Le Problème Que Docker a Résolu (Et Qui Reste Résolu)
"Ça marche sur ma machine." Cette phrase, je l'entendais quotidiennement avant Docker. Un développeur codait sur macOS, les tests tournaient sur Ubuntu, et la production était sur CentOS. Les incompatibilités étaient la norme, et chaque déploiement était une loterie.
Docker a résolu ce problème de façon définitive : l'application et toutes ses dépendances sont empaquetées dans une image immutable. Ce qui tourne en local tourne en production, point final.
Comment J'Utilise Docker au Quotidien
Le Développement Local
Sur tous mes projets, l'environnement de développement local est containerisé. Le site WizOps.fr, par exemple, a un docker-compose.yml pour le backend Django avec PostgreSQL. Les développeurs lancent docker compose up et ils ont un environnement complet identique à la production en moins d'une minute.
Le CI/CD
Chaque pipeline GitHub Actions que je configure build une image Docker, la scanne avec Trivy, et la pousse sur un registre (GHCR, ECR, ou Harbor). L'image est ensuite déployée via ArgoCD sur Kubernetes. La chaîne est complète : du code source à la production, tout passe par une image Docker.
La Modernisation d'Applications Legacy
Chez un de mes clients dans la santé publique, nous avons containerisé des applications legacy qui tournaient sur des VMs depuis des années. La migration vers Docker a permis de standardiser les déploiements, d'améliorer l'isolation entre les services, et de préparer la migration vers Kubernetes.
Écrire de Bons Dockerfiles : Mes Règles
Après avoir reviewé des centaines de Dockerfiles, voici les erreurs les plus fréquentes et mes corrections :
Utiliser des images de base légères : node:22-alpine plutôt que node:22. La différence de taille peut être de 800 Mo, ce qui impacte les temps de build, le stockage, et le temps de pull.
Multi-stage builds : séparer la phase de build de la phase runtime. Le builder installe les dépendances de compilation, l'image finale ne contient que le binaire et les dépendances runtime. Sur un projet Go, l'image est passée de 1,2 Go à 15 Mo.
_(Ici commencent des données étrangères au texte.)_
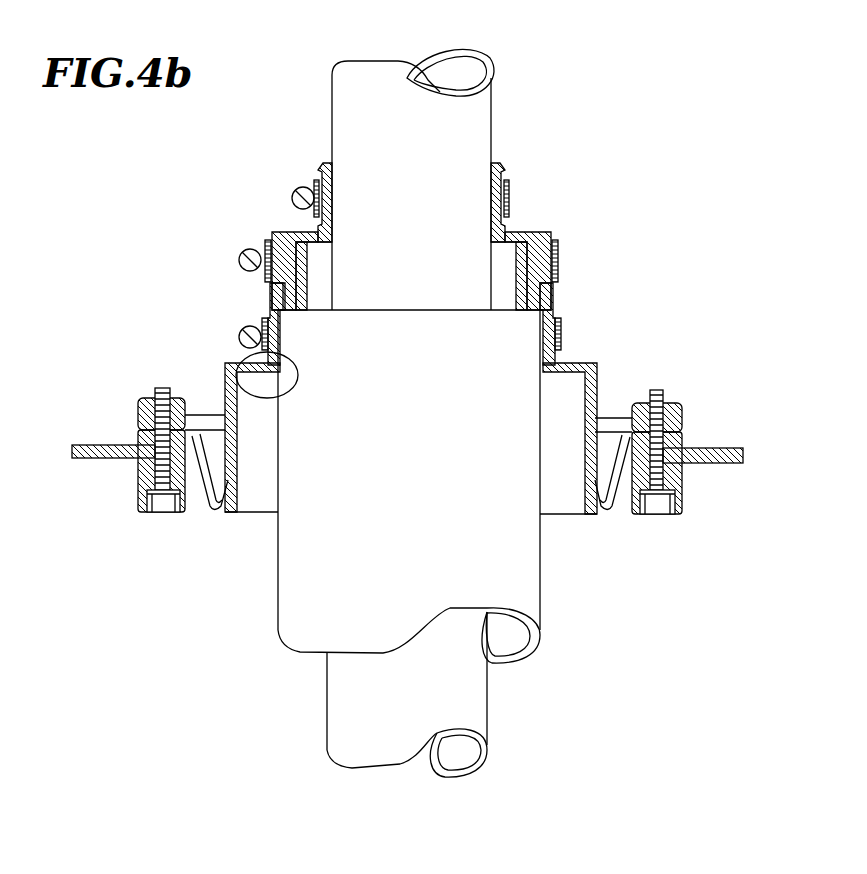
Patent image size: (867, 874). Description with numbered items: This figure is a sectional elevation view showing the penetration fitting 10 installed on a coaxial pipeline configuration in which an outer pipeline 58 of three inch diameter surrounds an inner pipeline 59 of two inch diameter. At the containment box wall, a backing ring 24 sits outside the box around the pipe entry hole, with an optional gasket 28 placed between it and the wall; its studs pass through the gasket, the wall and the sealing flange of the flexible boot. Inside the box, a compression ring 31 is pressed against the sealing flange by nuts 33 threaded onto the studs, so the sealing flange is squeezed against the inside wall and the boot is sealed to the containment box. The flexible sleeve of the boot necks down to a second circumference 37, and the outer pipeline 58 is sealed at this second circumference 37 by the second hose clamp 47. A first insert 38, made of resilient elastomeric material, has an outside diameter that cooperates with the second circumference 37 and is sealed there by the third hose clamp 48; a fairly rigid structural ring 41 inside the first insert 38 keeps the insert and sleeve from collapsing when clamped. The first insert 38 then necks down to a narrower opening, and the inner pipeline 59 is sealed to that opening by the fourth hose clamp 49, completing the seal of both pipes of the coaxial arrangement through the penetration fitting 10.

The penetration fitting 10 is at (612, 235).
The backing ring 24 is at (140, 500).
The gasket 28 is at (148, 462).
The compression ring 31 is at (682, 430).
The nuts 33 is at (138, 405).
The second circumference 37 is at (230, 388).
The first insert 38 is at (527, 233).
The structural ring 41 is at (490, 190).
The second hose clamp 47 is at (263, 327).
The third hose clamp 48 is at (268, 243).
The fourth hose clamp 49 is at (316, 182).
The outer pipeline 58 is at (540, 565).
The inner pipeline 59 is at (487, 700).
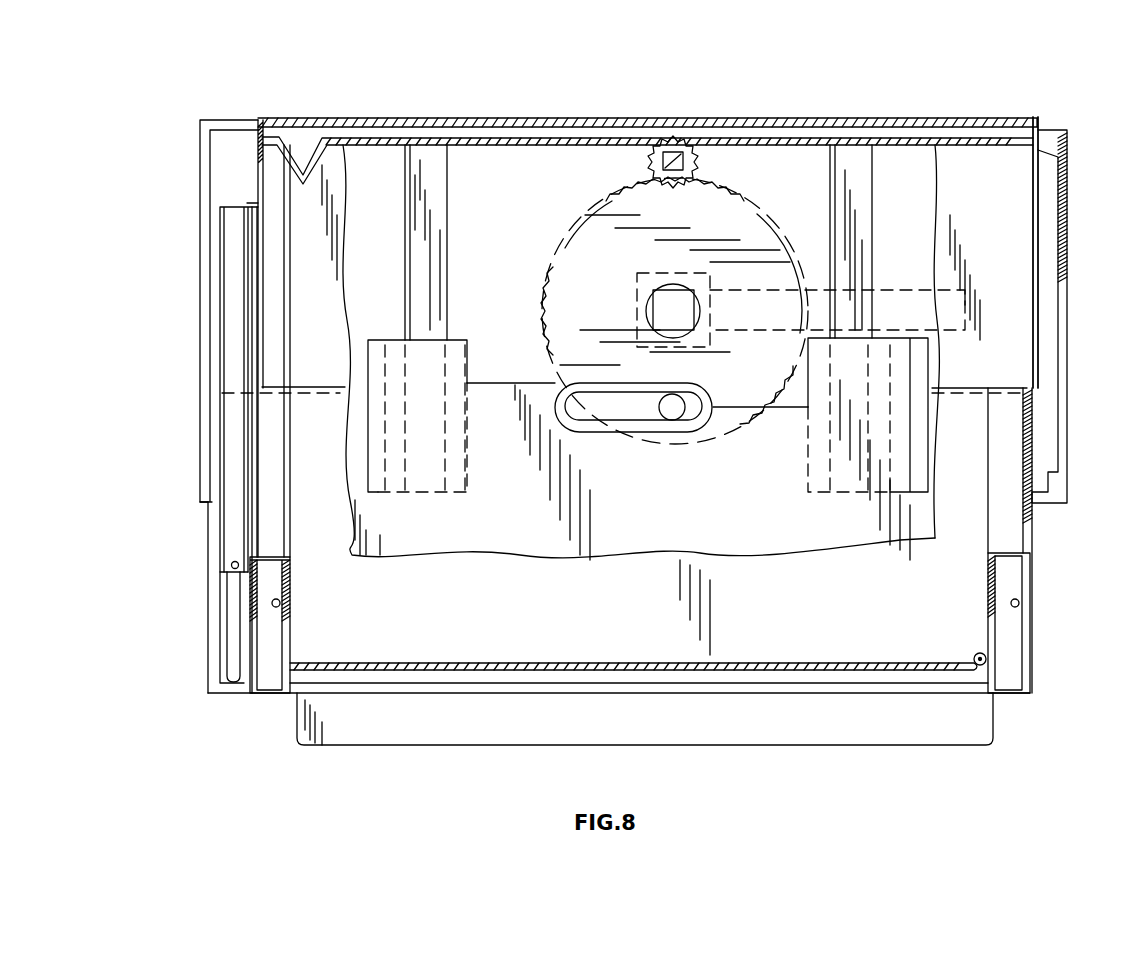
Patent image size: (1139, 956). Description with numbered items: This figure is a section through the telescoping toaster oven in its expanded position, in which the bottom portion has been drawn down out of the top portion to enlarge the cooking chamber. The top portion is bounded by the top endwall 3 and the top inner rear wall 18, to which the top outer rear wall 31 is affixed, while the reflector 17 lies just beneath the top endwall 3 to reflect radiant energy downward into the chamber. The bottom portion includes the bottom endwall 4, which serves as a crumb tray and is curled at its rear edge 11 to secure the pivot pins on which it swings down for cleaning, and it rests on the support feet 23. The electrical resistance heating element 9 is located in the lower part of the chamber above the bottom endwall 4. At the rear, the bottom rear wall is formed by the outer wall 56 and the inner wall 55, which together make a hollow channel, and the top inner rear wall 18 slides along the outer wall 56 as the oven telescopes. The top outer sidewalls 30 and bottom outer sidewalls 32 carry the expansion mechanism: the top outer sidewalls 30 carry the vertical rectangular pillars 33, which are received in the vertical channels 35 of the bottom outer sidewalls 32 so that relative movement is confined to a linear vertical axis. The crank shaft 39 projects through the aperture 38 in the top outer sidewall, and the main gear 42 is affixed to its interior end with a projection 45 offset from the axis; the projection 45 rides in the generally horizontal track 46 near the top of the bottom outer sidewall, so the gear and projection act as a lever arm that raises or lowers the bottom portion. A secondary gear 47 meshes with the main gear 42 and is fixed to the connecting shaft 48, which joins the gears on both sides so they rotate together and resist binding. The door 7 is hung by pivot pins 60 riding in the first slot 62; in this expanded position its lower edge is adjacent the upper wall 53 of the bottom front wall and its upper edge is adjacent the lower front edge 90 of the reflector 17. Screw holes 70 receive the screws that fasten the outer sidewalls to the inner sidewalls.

The top endwall 3 is at (413, 118).
The bottom endwall 4 is at (430, 662).
The door 7 is at (220, 512).
The electrical resistance heating element 9 is at (238, 62).
The rear edge 11 is at (978, 654).
The reflector 17 is at (358, 148).
The top inner rear wall 18 is at (1033, 200).
The support feet 23 is at (470, 746).
The top outer sidewalls 30 is at (200, 154).
The top outer rear wall 31 is at (1067, 212).
The bottom outer sidewalls 32 is at (207, 660).
The pillars 33 is at (450, 188).
The channels 35 is at (448, 338).
The aperture 38 is at (647, 313).
The crank shaft 39 is at (673, 290).
The main gear 42 is at (712, 181).
The projection 45 is at (673, 422).
The track 46 is at (590, 425).
The secondary gear 47 is at (700, 164).
The connecting shaft 48 is at (648, 165).
The upper wall 53 is at (275, 557).
The inner wall 55 is at (988, 580).
The outer wall 56 is at (1023, 437).
The pivot pins 60 is at (231, 567).
The first slot 62 is at (234, 604).
The screw holes 70 is at (283, 607).
The lower front edge 90 is at (247, 205).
Ne pas tourner en root : ajouter un USER non-root dans le Dockerfile. C'est une exigence de sécurité sur tous mes clusters Kubernetes (enforced par les Pod Security Standards).
Layer caching : ordonner les instructions du Dockerfile du plus stable au plus volatile. Les COPY package.json et RUN npm install avant le COPY . . pour que les dépendances ne soient réinstallées que quand elles changent.
Docker et Kubernetes : Le Malentendu
"Kubernetes a remplacé Docker" est une phrase que j'entends souvent. C'est un malentendu. Kubernetes a remplacé Docker comme runtime de conteneurs (containerd est le standard), mais les images Docker (OCI images) restent le format universel. Vous buildez avec Docker (ou BuildKit), vous déployez avec Kubernetes. Les deux sont complémentaires, pas concurrents.
Le Conseil Que Je Donne à Toutes les Équipes
Containerisez tout dès le premier jour. Même si vous ne faites pas de Kubernetes, même si vous déployez sur un seul serveur avec Docker Compose. La containerisation vous donne la reproductibilité, l'isolation, et la préparation pour scaler quand le moment viendra. Et ce moment viendra plus tôt que vous ne le pensez.